The Allium family includes much more than onions and garlic. Over 850 species of plants exist in the Allium genus, some of which are popular as flowering bulbs. White Flower Farm reports that the various Alliums bloom in early summer and that many garden pests avoid the areas in which you plant them because of the bulbs' pungent smell. The Alliums have similar round flower heads consisting of many small flowers ranging in color from white to deep scarlet. Some, like the Allium bulgaricum, have pink and white bell-shaped flowers in heads the size of a baseball.
Prepare your planting area in a sunny area by digging any type of compost into the soil in fall. Use two 5-gallon buckets full of compost for every 10 feet of garden row, and mix it well with your topsoil.
Dig holes 2 to 10 inches deep with your trowel, depending on Allium variety. Plant larger bulbs deeper than small bulbs. Drop one Allium bulb into each hole. For most varieties of Allium, leave up to 12 inches between planting holes. September and October are the best months to plant Allium bulbs.
Water the soil well by setting a sprinkler in the area for at least 30 minutes. After your initial watering, keep the soil moist by watering at least once a week.

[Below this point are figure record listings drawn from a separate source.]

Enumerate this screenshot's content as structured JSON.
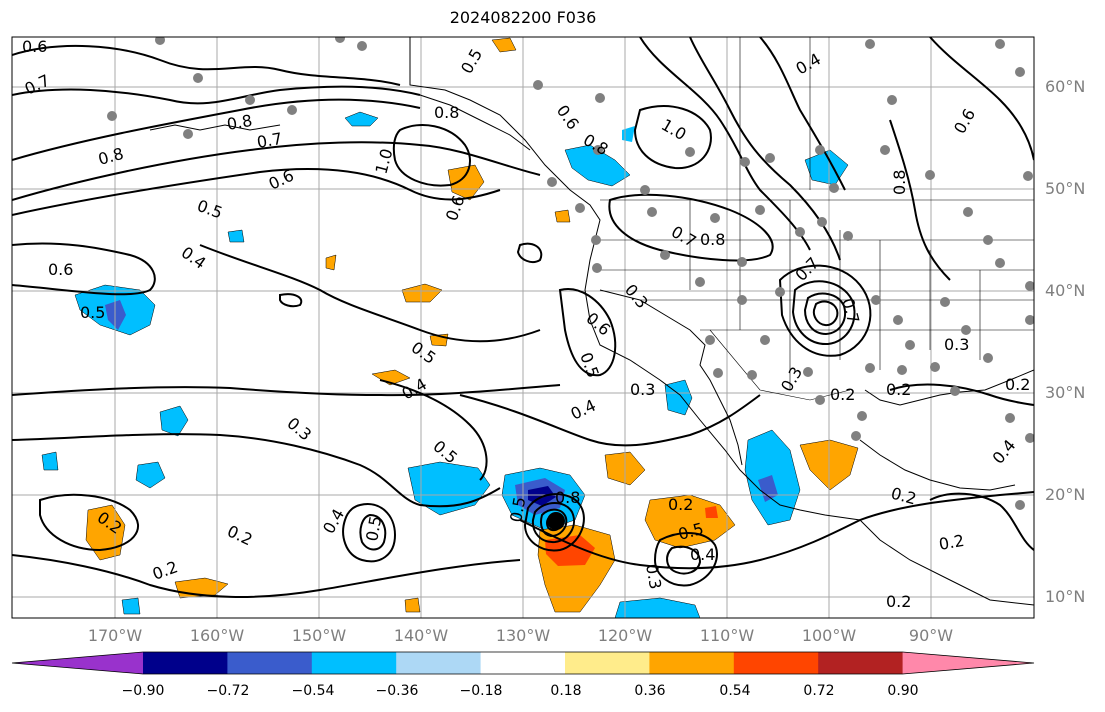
{
  "title": "2024082200 F036",
  "lat_labels": [
    "60°N",
    "50°N",
    "40°N",
    "30°N",
    "20°N",
    "10°N"
  ],
  "lon_labels": [
    "170°W",
    "160°W",
    "150°W",
    "140°W",
    "130°W",
    "120°W",
    "110°W",
    "100°W",
    "90°W"
  ],
  "colorbar": {
    "tick_labels": [
      "−0.90",
      "−0.72",
      "−0.54",
      "−0.36",
      "−0.18",
      "0.18",
      "0.36",
      "0.54",
      "0.72",
      "0.90"
    ],
    "colors": [
      "#9932cc",
      "#00008b",
      "#3a5ccc",
      "#00bfff",
      "#add8f5",
      "#ffffff",
      "#ffec8b",
      "#ffa500",
      "#ff4500",
      "#b22222",
      "#ff88aa"
    ]
  },
  "contour_labels": [
    "0.6",
    "0.7",
    "0.8",
    "0.5",
    "0.6",
    "0.4",
    "0.8",
    "0.7",
    "0.8",
    "0.6",
    "1.0",
    "0.5",
    "0.6",
    "0.6",
    "0.8",
    "1.0",
    "0.3",
    "0.4",
    "0.5",
    "0.7",
    "0.8",
    "0.7",
    "0.8",
    "0.6",
    "0.5",
    "0.3",
    "0.6",
    "0.7",
    "0.5",
    "0.4",
    "0.3",
    "0.5",
    "0.3",
    "0.4",
    "0.5",
    "0.2",
    "0.2",
    "0.2",
    "0.4",
    "0.5",
    "0.2",
    "0.4",
    "0.3",
    "0.2",
    "0.2",
    "0.2",
    "0.2",
    "0.3",
    "0.2",
    "0.2",
    "0.4",
    "0.8",
    "0.5"
  ]
}
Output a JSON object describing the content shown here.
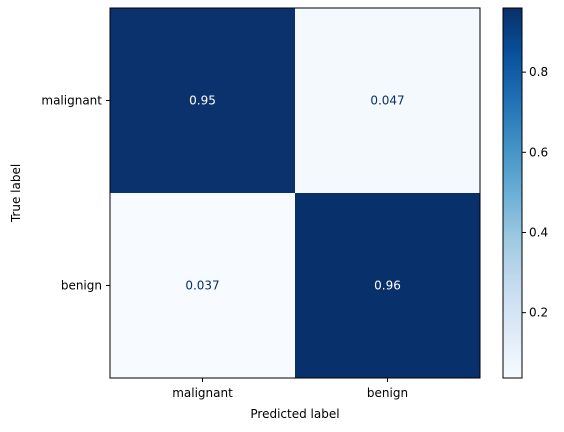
{
  "chart_data": {
    "type": "heatmap",
    "title": "",
    "xlabel": "Predicted label",
    "ylabel": "True label",
    "x_categories": [
      "malignant",
      "benign"
    ],
    "y_categories": [
      "malignant",
      "benign"
    ],
    "values": [
      [
        0.95,
        0.047
      ],
      [
        0.037,
        0.96
      ]
    ],
    "cell_labels": [
      [
        "0.95",
        "0.047"
      ],
      [
        "0.037",
        "0.96"
      ]
    ],
    "colormap": "Blues",
    "color_low": "#f7fbff",
    "color_high": "#08306b",
    "colorbar": {
      "range": [
        0.037,
        0.96
      ],
      "ticks": [
        0.2,
        0.4,
        0.6,
        0.8
      ],
      "tick_labels": [
        "0.2",
        "0.4",
        "0.6",
        "0.8"
      ]
    }
  }
}
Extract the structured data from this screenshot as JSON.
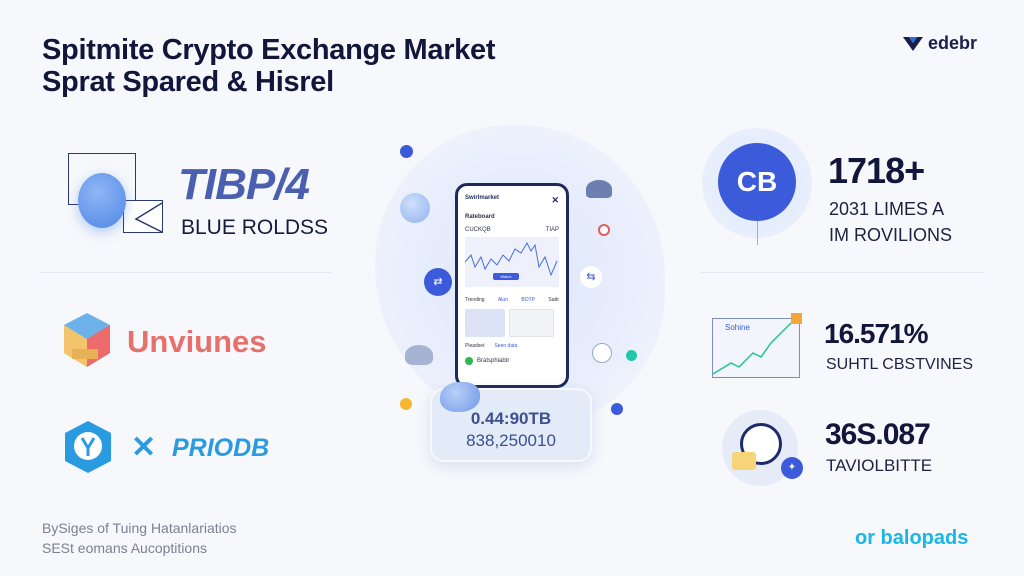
{
  "header": {
    "title_line1": "Spitmite Crypto Exchange Market",
    "title_line2": "Sprat Spared & Hisrel",
    "brand": "edebr"
  },
  "left": {
    "stat1": {
      "value": "TIBP/4",
      "label": "BLUE ROLDSS"
    },
    "logo2": {
      "name": "Unviunes",
      "color": "#e8706c"
    },
    "logo3": {
      "name": "PRIODB",
      "color": "#2a9be0"
    }
  },
  "center": {
    "phone": {
      "app_name": "Swirlmarket",
      "section": "Rateboard",
      "pair": "CUCKQB",
      "price": "TIAP",
      "button": "Watch",
      "tabs": [
        "Trending",
        "Alun",
        "BOTP",
        "Sattr"
      ],
      "list_label": "Pleadset",
      "list_link": "Seen data",
      "row_name": "Bratsphiabtr"
    },
    "card": {
      "line1": "0.44:90TB",
      "line2": "838,250010"
    }
  },
  "right": {
    "stat1": {
      "badge": "CB",
      "value": "1718+",
      "label_line1": "2031 LIMES A",
      "label_line2": "IM ROVILIONS",
      "color": "#3b5bdb"
    },
    "stat2": {
      "chart_label": "Sohine",
      "value": "16.571%",
      "label": "SUHTL CBSTVINES"
    },
    "stat3": {
      "value": "36S.087",
      "label": "TAVIOLBITTE"
    }
  },
  "footer": {
    "line1": "BySiges of Tuing Hatanlariatios",
    "line2": "SESt eomans Aucoptitions",
    "cta": "or balopads"
  }
}
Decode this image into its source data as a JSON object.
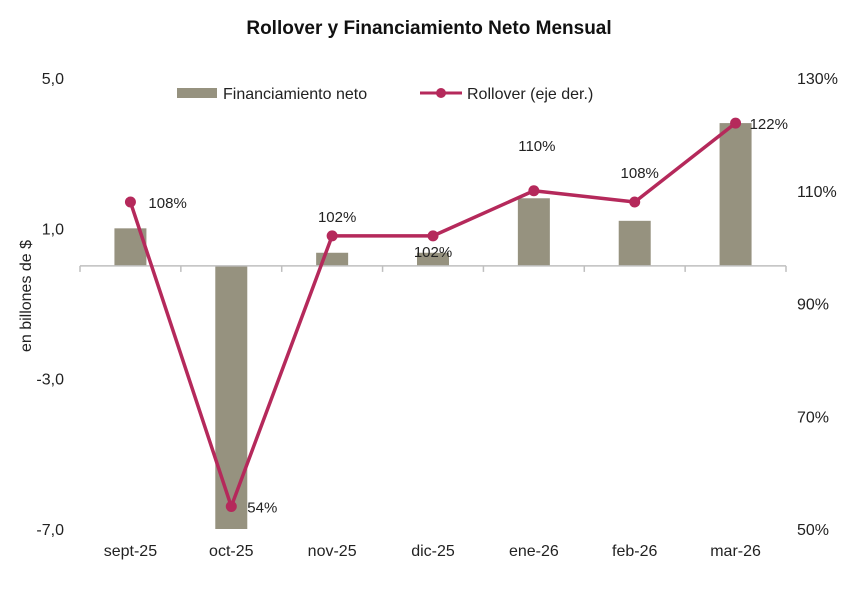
{
  "chart_data": {
    "type": "bar+line",
    "title": "Rollover y Financiamiento Neto Mensual",
    "ylabel": "en billones de $",
    "categories": [
      "sept-25",
      "oct-25",
      "nov-25",
      "dic-25",
      "ene-26",
      "feb-26",
      "mar-26"
    ],
    "series": [
      {
        "name": "Financiamiento neto",
        "kind": "bar",
        "axis": "left",
        "color": "#96927f",
        "values": [
          1.0,
          -7.0,
          0.35,
          0.35,
          1.8,
          1.2,
          3.8
        ]
      },
      {
        "name": "Rollover (eje der.)",
        "kind": "line",
        "axis": "right",
        "color": "#b5295b",
        "values": [
          108,
          54,
          102,
          102,
          110,
          108,
          122
        ],
        "labels": [
          "108%",
          "54%",
          "102%",
          "102%",
          "110%",
          "108%",
          "122%"
        ]
      }
    ],
    "left_axis": {
      "min": -7,
      "max": 5,
      "ticks": [
        "5,0",
        "1,0",
        "-3,0",
        "-7,0"
      ],
      "tick_values": [
        5,
        1,
        -3,
        -7
      ]
    },
    "right_axis": {
      "min": 50,
      "max": 130,
      "ticks": [
        "130%",
        "110%",
        "90%",
        "70%",
        "50%"
      ],
      "tick_values": [
        130,
        110,
        90,
        70,
        50
      ]
    },
    "legend_position": "top-center",
    "grid": false
  }
}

Fertilize your Alliums with a balanced fertilizer having an N-P-K ratio of 8-8-8, immediately after you plant them. The University of Maryland recommends using 2 to 3 lbs. of plant food for every 100 feet of row. Use less depending on the size of your Allium bed. Fertilize older bulbs with the same type of fertilizer in spring, when shoots appear above ground level.
Control aphids, which are one of the only insect pests that bother Alliums, by spraying your plants with insecticidal soap. Repeat your application every few days until all signs of this insect disappear.
Divide Allium bulbs every 3 to 4 years if they become crowded or make more plants than you want. Dig up the large clump of underground bulbs, separate them, then replant individual bulbs as you did when you first planted your Allium.